Lo riporta il quotidiano turco Haberturk il 23 maggio.
In particolare, i progetti di legge prevedono la separazione della Gendarmeria dalle Forze terrestri turche e la chiusura delle scuole di polizia sparse nel paese.
I progetti di legge saranno sottoposte al parlamento nelle prossime settimane.
Con la nuova architettura, Il Comandante Generale della Gendarmeria sarà nominato dalle autorità locali, ma non dipenderà dalla leadership del Ministero dell’Interno.
Le forze di gendarmeria della Turchia, create nel 1839, sono oggi parte delle Forze terrestri e sono subordinate al ministero dell’Interno.
Secondo la normativa vigente, in caso di mobilitazione, la gendarmeria diviene parte delle forze armate della Turchia.
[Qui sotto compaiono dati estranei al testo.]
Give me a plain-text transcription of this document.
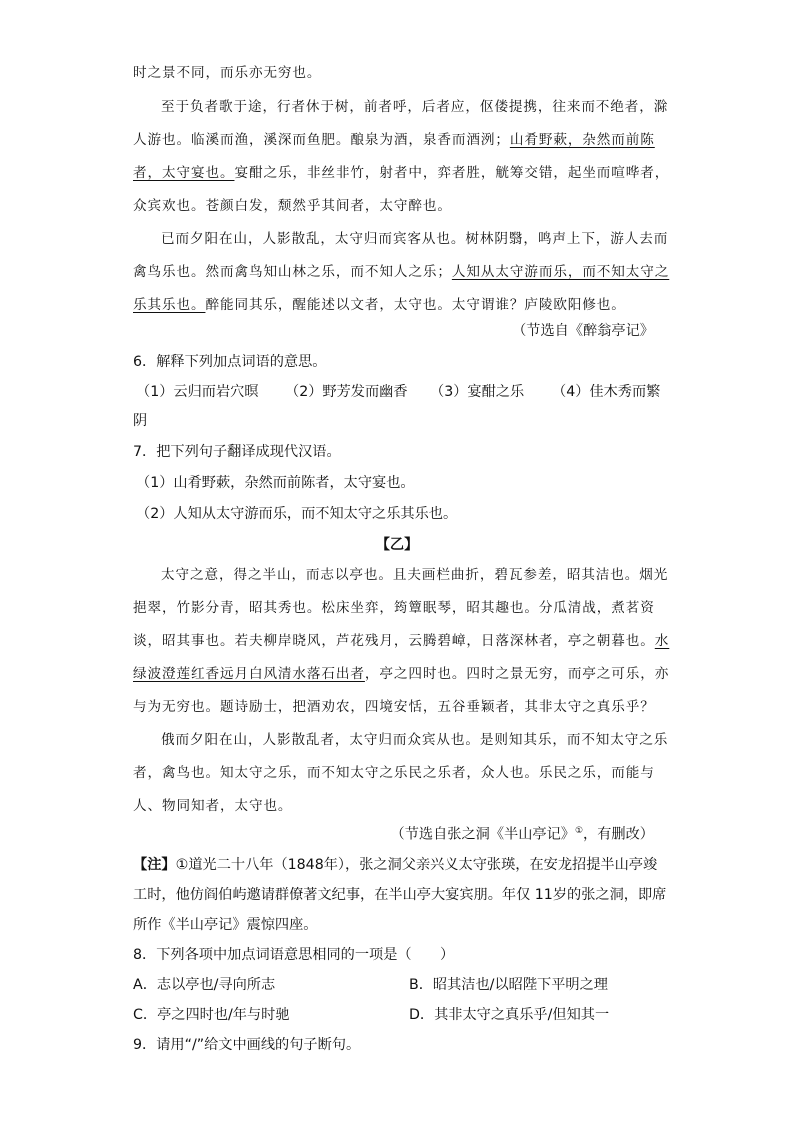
时之景不同，而乐亦无穷也。
至于负者歌于途，行者休于树，前者呼，后者应，伛偻提携，往来而不绝者，滁
人游也。临溪而渔，溪深而鱼肥。酿泉为酒，泉香而酒洌；山肴野蔌，杂然而前陈
者，太守宴也。宴酣之乐，非丝非竹，射者中，弈者胜，觥筹交错，起坐而喧哗者，
众宾欢也。苍颜白发，颓然乎其间者，太守醉也。
已而夕阳在山，人影散乱，太守归而宾客从也。树林阴翳，鸣声上下，游人去而
禽鸟乐也。然而禽鸟知山林之乐，而不知人之乐；人知从太守游而乐，而不知太守之
乐其乐也。醉能同其乐，醒能述以文者，太守也。太守谓谁？庐陵欧阳修也。
（节选自《醉翁亭记》
6．解释下列加点词语的意思。
（1）云归而岩穴暝 （2）野芳发而幽香 （3）宴酣之乐 （4）佳木秀而繁
阴
7．把下列句子翻译成现代汉语。
（1）山肴野蔌，杂然而前陈者，太守宴也。
（2）人知从太守游而乐，而不知太守之乐其乐也。
【乙】
太守之意，得之半山，而志以亭也。且夫画栏曲折，碧瓦参差，昭其洁也。烟光
挹翠，竹影分青，昭其秀也。松床坐弈，筠簟眠琴，昭其趣也。分瓜清战，煮茗资
谈，昭其事也。若夫柳岸晓风，芦花残月，云腾碧嶂，日落深林者，亭之朝暮也。水
绿波澄莲红香远月白风清水落石出者，亭之四时也。四时之景无穷，而亭之可乐，亦
与为无穷也。题诗励士，把酒劝农，四境安恬，五谷垂颖者，其非太守之真乐乎？
俄而夕阳在山，人影散乱者，太守归而众宾从也。是则知其乐，而不知太守之乐
者，禽鸟也。知太守之乐，而不知太守之乐民之乐者，众人也。乐民之乐，而能与
人、物同知者，太守也。
（节选自张之洞《半山亭记》①，有删改）
【注】①道光二十八年（1848年），张之洞父亲兴义太守张瑛，在安龙招提半山亭竣
工时，他仿阎伯屿邀请群僚著文纪事，在半山亭大宴宾朋。年仅 11岁的张之洞，即席
所作《半山亭记》震惊四座。
8．下列各项中加点词语意思相同的一项是（　　）
A．志以亭也/寻向所志	B．昭其洁也/以昭陛下平明之理
C．亭之四时也/年与时驰	D．其非太守之真乐乎/但知其一
9．请用“/”给文中画线的句子断句。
Il governo turco sta preparando uno speciale pacchetto di misure nel quadro della lotta contro i sostenitori di Fethullah Gulen, politico e filosofo islamico che attualmente risiede negli Stati Uniti, che tentano di infiltrarsi nella struttura di governo del paese. 
Il contenuto del pacchetto non è stato comunicato ufficialmente, ma è stato sottolineato che, nell’ambito della lotta contro i sostenitori di Gulen, le scuole di polizia possono essere temporaneamente chiuse in Turchia .
Il 25 febbraio 2014, diversi media turchi annunciarono l’intercettazione, nel 2011, delle conversazioni telefoniche di oltre 7000 persone vicine sia al partito di governo che all’opposizione, nell’ambito di un’operazione anti-terrorismo contro i membri dell’organizzazione “Salam”.
Addirittura sarebbero state intercettate le conversazioni telefoniche del capo dell’intelligence turca, Hakan Fidan durante l’operazione.
Erdogan aveva, quindi, accusato Gulen e il suo movimento di essere dietro le intercettazioni.